Leyendo el enésimo episodio de
“turismofobia”, actividad de moda este verano, me ha venido a la cabeza un
divertidísimo cuento de Oscar Wilde, El Fantasma de Canterville, que salvando
siglos y distancias, tiene mucho que ver con lo que estamos viviendo ahora.
En la Inglaterra del siglo XIX, unos
americanos modernísimos se alojan en un vetusto castillo, perturbando la paz de
sus moradores, en concreto, del fantasma de Sir Simon, que lleva trescientos
años viviendo allí, sin que nadie le falte al respeto. Los yanquis, modernos y
poco dispuestos a que nadie les fastidie las vacaciones, “pasan” del espectro y
de sus intentos por recobrar la paz perdida, y no se asustan para nada de las
“apariciones”. Al contrario, intentan combatirlas utilizando distintos productos modernos como
detergentes, aceite para cadenas, etc. Vamos, que ni renuncian a su forma de
vida ni muestran respeto por la que han invadido.
Como todos, también he hecho turismo. Y
también me he preguntado, especialmente en lugares remotos que se han puesto de
moda por una u otra causa, qué pensarán los lugareños, la gente que de pronto
ve invadida su plaza, sus calles, su río, por una horda de ruidosas personas
con sombreros y pantalón corto, cámara en ristre, acabando en lo que tarda en
aparcar un autobús, o lo que es peor, un crucero, con la paz y la tranquilidad
habitual.
Por no hablar de las espeluznantes
imágenes de playas abarrotadas, sin un huequito para poner la toalla, de las
largas colas para visitar tal o cual monumento o de las esperas interminables
para conseguir una ensalada y una tortilla en cualquier chiringuito. Muy buenas
noticias para el PIB, para la hostelería, para las empresas turísticas y para
el empleo (aunque esto merece una columna aparte), pero hay más cosas aparte
del dinero.
Marean las cifras que manejan los
gobernantes orgullosos. Los millones de turistas extranjeros o españoles, los
euros que se gastan al día, los índices de ocupación hotelera, la bajada, temporal
y puntal del paro, pero bajada al fin y al cabo. Pero hay otros datos que no
salen. O que están saliendo ahora. Los de la “turismofobia”.

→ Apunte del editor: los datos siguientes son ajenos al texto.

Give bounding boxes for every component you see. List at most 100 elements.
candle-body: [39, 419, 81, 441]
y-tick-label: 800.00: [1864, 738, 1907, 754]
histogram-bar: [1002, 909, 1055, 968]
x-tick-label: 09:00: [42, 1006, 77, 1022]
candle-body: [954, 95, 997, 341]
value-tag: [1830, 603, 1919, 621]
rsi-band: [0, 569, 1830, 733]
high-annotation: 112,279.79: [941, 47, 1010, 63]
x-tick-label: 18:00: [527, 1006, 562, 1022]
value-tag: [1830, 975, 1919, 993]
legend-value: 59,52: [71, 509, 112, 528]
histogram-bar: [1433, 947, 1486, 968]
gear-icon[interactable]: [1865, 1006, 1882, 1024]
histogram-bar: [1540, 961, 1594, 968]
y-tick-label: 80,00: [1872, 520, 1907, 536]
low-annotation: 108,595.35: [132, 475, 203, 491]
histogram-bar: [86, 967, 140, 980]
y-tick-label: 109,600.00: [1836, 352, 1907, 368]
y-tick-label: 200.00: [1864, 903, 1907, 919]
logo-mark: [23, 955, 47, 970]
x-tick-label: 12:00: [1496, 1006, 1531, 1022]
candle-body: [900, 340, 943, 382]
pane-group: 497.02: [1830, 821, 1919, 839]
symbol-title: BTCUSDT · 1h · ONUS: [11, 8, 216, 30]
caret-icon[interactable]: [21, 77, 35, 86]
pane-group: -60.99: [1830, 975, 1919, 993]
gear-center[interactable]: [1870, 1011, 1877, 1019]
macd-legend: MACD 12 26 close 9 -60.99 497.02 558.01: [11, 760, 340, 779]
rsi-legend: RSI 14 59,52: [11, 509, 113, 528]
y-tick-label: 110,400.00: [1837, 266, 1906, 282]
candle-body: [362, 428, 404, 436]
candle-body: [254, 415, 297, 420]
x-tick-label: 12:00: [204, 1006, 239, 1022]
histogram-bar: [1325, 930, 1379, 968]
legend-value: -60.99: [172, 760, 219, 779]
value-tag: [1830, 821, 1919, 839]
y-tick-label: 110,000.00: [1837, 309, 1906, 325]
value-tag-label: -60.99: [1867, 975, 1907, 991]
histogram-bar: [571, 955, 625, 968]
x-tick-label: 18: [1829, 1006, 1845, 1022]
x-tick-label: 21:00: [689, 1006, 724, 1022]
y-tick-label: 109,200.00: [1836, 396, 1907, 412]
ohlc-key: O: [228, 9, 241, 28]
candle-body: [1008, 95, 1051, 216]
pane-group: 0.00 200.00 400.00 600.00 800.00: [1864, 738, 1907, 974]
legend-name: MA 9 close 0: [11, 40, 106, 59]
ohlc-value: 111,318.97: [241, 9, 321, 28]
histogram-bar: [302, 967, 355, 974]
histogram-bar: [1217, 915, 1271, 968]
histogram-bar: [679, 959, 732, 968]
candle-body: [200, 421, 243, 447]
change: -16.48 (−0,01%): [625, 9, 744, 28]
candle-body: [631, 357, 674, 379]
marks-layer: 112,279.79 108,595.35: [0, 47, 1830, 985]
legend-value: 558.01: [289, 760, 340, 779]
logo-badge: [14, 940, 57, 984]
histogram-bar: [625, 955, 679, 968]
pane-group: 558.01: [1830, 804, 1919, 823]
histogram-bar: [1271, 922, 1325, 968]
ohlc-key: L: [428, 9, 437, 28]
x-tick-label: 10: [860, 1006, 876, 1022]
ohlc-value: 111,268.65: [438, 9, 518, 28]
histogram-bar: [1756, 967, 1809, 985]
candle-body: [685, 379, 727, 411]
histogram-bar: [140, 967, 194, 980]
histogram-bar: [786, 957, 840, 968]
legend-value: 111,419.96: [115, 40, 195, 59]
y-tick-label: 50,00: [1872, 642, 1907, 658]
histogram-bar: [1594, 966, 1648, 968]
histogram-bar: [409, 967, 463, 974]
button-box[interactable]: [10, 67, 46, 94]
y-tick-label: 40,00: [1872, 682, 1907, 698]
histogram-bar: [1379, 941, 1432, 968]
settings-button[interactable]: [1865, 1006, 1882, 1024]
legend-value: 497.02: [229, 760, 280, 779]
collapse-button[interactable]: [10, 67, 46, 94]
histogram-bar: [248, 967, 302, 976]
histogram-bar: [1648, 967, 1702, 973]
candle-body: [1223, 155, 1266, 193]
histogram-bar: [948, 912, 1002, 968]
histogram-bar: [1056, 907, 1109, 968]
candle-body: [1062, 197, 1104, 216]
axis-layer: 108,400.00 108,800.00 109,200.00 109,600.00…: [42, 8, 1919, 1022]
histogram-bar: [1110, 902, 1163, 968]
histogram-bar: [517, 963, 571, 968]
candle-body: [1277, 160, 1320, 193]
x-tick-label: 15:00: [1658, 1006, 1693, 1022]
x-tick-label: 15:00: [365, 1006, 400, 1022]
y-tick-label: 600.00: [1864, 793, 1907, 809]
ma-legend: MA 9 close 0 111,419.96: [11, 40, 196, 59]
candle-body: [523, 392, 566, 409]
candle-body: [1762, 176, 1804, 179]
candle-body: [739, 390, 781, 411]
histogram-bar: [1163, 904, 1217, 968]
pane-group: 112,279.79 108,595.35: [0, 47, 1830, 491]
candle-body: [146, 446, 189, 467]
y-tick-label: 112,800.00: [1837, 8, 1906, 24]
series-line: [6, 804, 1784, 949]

Es más que preocupante que en zonas
turísticas falten médicos o enfermeros o maestros, porque todo gira en torno al
turismo, porque no hay salario que resista el alto precio de los alquileres,
enfocados siempre a los visitantes. O que espacios naturales singulares, que
han permanecido ahí por los siglos de los siglos, se estén degradando a pasos
agigantados, a golpe de vertidos, plásticos, basuras y desechos propios de la
masificación. O que no se pueda caminar por las calles de tu ciudad, de tu
pueblo, sin toparte con una horda de borrachos que celebran eso, que están en
España y de vacaciones.
Es un tópico hablar de turismo
sostenible, pero hay que encontrar la fórmula de hacer compatible una cosa con
otra, o acabaremos matando la gallina de los huevos de oro. La turismofobia ha
llegado para quedarse. No se trata de incidentes aislados, y por supuesto
reprochables, como quemar autobuses o lanzar huevos a los hoteles o boicotear
unas fiestas multitudinarias.
Es algo más serio y estamos a tiempo de
atajarlo, de conseguir una entente cordial que permita la convivencia, aunque
haya que bajar algún punto en el PIB. El fantasma de Canterville, sir Simon,
logró al final conmover a los americanos, y pudo descansar en paz.